O segundo – e é esse que aqui trago – é comum às duas situações: assentando a decisão revivenda na falsidade de um documento, esta pode ser valorada independentemente de haver sentença judicial que a decreta? O aresto citado, interpretando e aplicando a alínea b) do artigo 696º citado vai no sentido positivo em matéria de processo civil. Em sede criminal não existe previsão idêntica, porquanto o único preceito que admite a revisão por reconsideração probatória sem a apoiar em sentença transitada em julgado é a referida alínea d) do n.º 1 do artigo 449º, de conteúdo entre o genérico e o vago.
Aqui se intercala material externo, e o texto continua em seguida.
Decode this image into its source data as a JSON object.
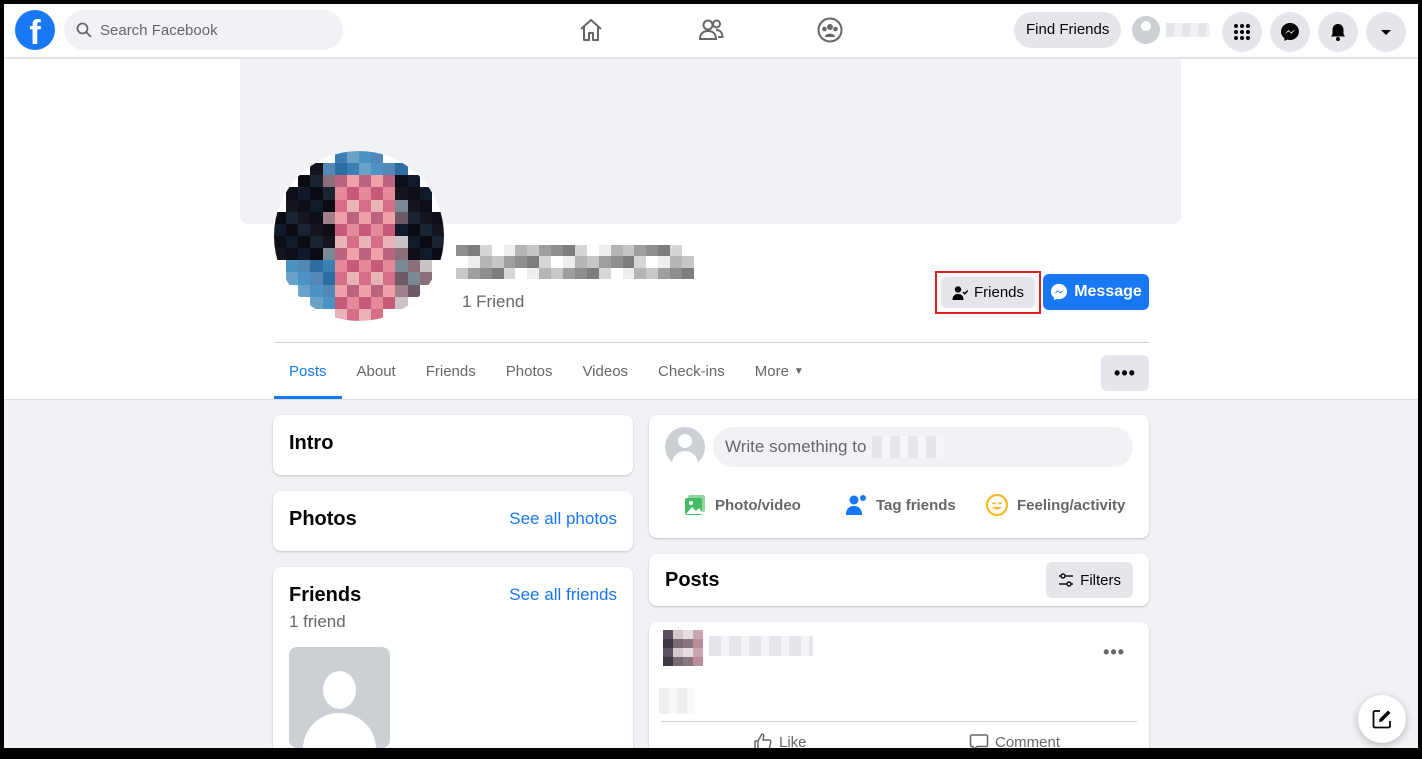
{
  "nav": {
    "search_placeholder": "Search Facebook",
    "find_friends": "Find Friends",
    "icons": [
      "home-icon",
      "friends-icon",
      "groups-icon",
      "menu-grid-icon",
      "messenger-icon",
      "notifications-icon",
      "account-caret-icon"
    ]
  },
  "profile": {
    "friend_count": "1 Friend",
    "friends_button": "Friends",
    "message_button": "Message"
  },
  "tabs": [
    {
      "label": "Posts",
      "active": true
    },
    {
      "label": "About"
    },
    {
      "label": "Friends"
    },
    {
      "label": "Photos"
    },
    {
      "label": "Videos"
    },
    {
      "label": "Check-ins"
    },
    {
      "label": "More"
    }
  ],
  "left": {
    "intro_title": "Intro",
    "photos_title": "Photos",
    "photos_link": "See all photos",
    "friends_title": "Friends",
    "friends_link": "See all friends",
    "friends_count": "1 friend"
  },
  "composer": {
    "placeholder": "Write something to",
    "actions": [
      "Photo/video",
      "Tag friends",
      "Feeling/activity"
    ]
  },
  "posts": {
    "title": "Posts",
    "filters": "Filters",
    "like": "Like",
    "comment": "Comment"
  },
  "colors": {
    "brand": "#1877f2",
    "highlight_border": "#e02020",
    "page_bg": "#f0f2f5"
  }
}
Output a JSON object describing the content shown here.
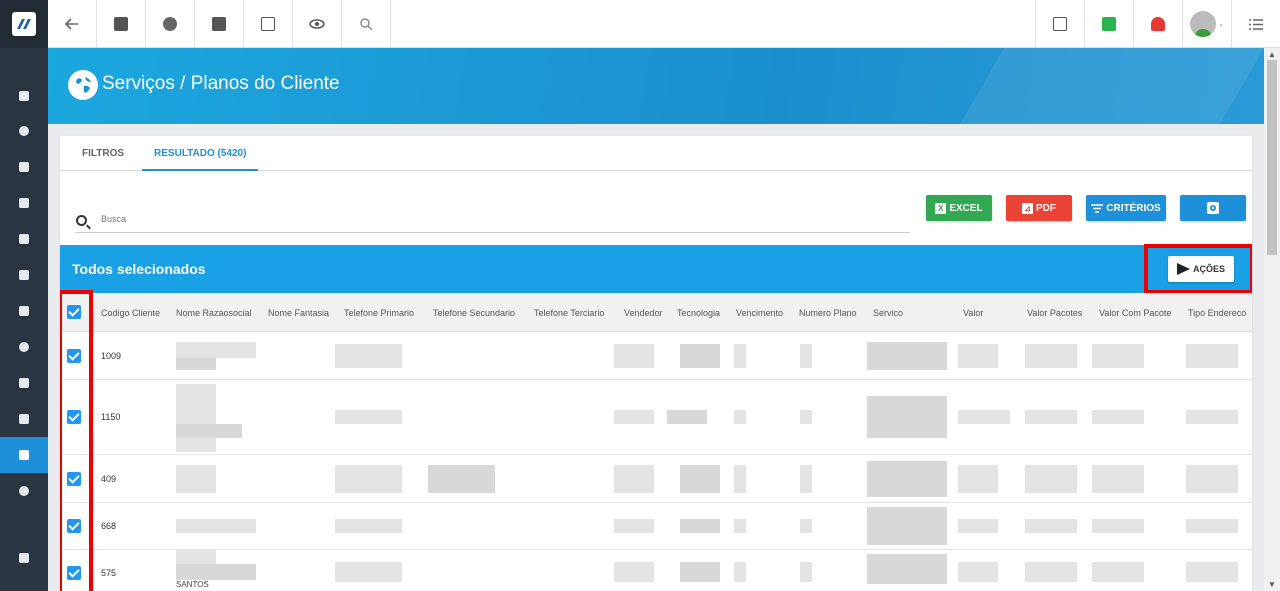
{
  "page": {
    "title": "Serviços / Planos do Cliente"
  },
  "tabs": [
    {
      "label": "FILTROS"
    },
    {
      "label": "RESULTADO (5420)"
    }
  ],
  "search": {
    "placeholder": "Busca"
  },
  "toolbar": {
    "excel": "EXCEL",
    "pdf": "PDF",
    "criterios": "CRITÉRIOS"
  },
  "selection": {
    "text": "Todos selecionados",
    "actions_label": "AÇÕES"
  },
  "table": {
    "columns": [
      "Codigo Cliente",
      "Nome Razaosocial",
      "Nome Fantasia",
      "Telefone Primario",
      "Telefone Secundario",
      "Telefone Terciario",
      "Vendedor",
      "Tecnologia",
      "Vencimento",
      "Numero Plano",
      "Servico",
      "Valor",
      "Valor Pacotes",
      "Valor Com Pacote",
      "Tipo Endereco"
    ],
    "rows": [
      {
        "code": "1009"
      },
      {
        "code": "1150"
      },
      {
        "code": "409"
      },
      {
        "code": "668"
      },
      {
        "code": "575"
      }
    ],
    "partial_text": "SANTOS"
  },
  "icons": {
    "sidebar": [
      "dashboard-icon",
      "chart-icon",
      "contact-icon",
      "kanban-icon",
      "calendar-icon",
      "box-icon",
      "money-icon",
      "map-pin-icon",
      "document-icon",
      "server-icon",
      "file-icon",
      "gear-icon",
      "video-icon"
    ],
    "topbar": [
      "back-arrow-icon",
      "contact-card-icon",
      "calendar-clock-icon",
      "dollar-icon",
      "terminal-icon",
      "eye-icon",
      "search-icon",
      "pdf-file-icon",
      "chat-check-icon",
      "alarm-bell-icon",
      "user-avatar",
      "list-menu-icon"
    ]
  },
  "colors": {
    "primary": "#1e90d9",
    "selection_bar": "#1aa0e4",
    "excel": "#33a853",
    "pdf": "#ea4335",
    "highlight": "#ee0000",
    "sidebar": "#2b3441"
  }
}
Faz sentido a diferenciação entre o regime civil e o criminal? Não consigo convencer-me de que faça.

Mesmo no plano civil, se a solução do aresto mencionado tem na letra da lei o seu fundamento [pois só a alínea a) do artigo 696º exige a prévia sentença transitada], facto é também que, mesmo no domínio processual civil, a jurisprudência não alinha sempre pelo mesmo critério, como o próprio acórdão o reconhece, nestes excertos que nos permitimos citar:

«Existe na jurisprudência deste Tribunal uma divergência entre Acórdãos em que se decidiu que apesar da mudança da letra da lei ocorrida em 2003 “só a alegação da existência da falsidade de depoimentos devidamente atestada por uma decisão transitada em julgado (…) poderá constituir fundamento para um recurso extraordinário de revisão” (Acórdão de 14/07/2016, processo n.º 241/10.TVLSB.L1-A.S1, em que foi Relatora a Conselheira ANA PAULA BOULAROT, e em que o Relator nos presentes autos foi Adjunto) e em que se decidiu que não era necessária “uma sentença transitada em julgado para atestar a alegação da existência dessa falsidade” (Acórdão de 13/12/2017, processo n.º 2178/04.5TVLSB-E.L1.S1, Relator Conselheiro ALEXANDRE DOS REIS). Afigura-se-nos que as razões excecionais de justiça material que subjazem a este recurso e a sua teleologia depõem para que deva prevalecer este segundo entendimento.

[…]

Mas como este Tribunal já decidiu, em Acórdão de 07/10/2020, proferido no processo n.º 2262/16.2T8PNF.P1.S1 (Relatora Conselheira Graça Trigo), “não é de exigir que a falsidade do meio probatório em crise tenha sido a causa exclusiva da decisão, bastando que tenha, de acordo com a teoria da causalidade adequada comummente aceite pela doutrina e pela jurisprudência nacionais, sido uma das causas da mesma decisão”. E como nesse mesmo Acórdão se afirma “apurar se, excluído o depoimento falso, a decisão de facto se manterá ou não, é o objetivo da “fase rescisória” do recurso extraordinário de revisão e não da presente “fase rescidente” na qual apenas cabe proceder à apreciação da verificação do fundamento invocado para o recurso”.

Não se exige, por conseguinte, que o depoimento falso tenha sido causa exclusiva da decisão, podendo tratar-se de uma concausa.»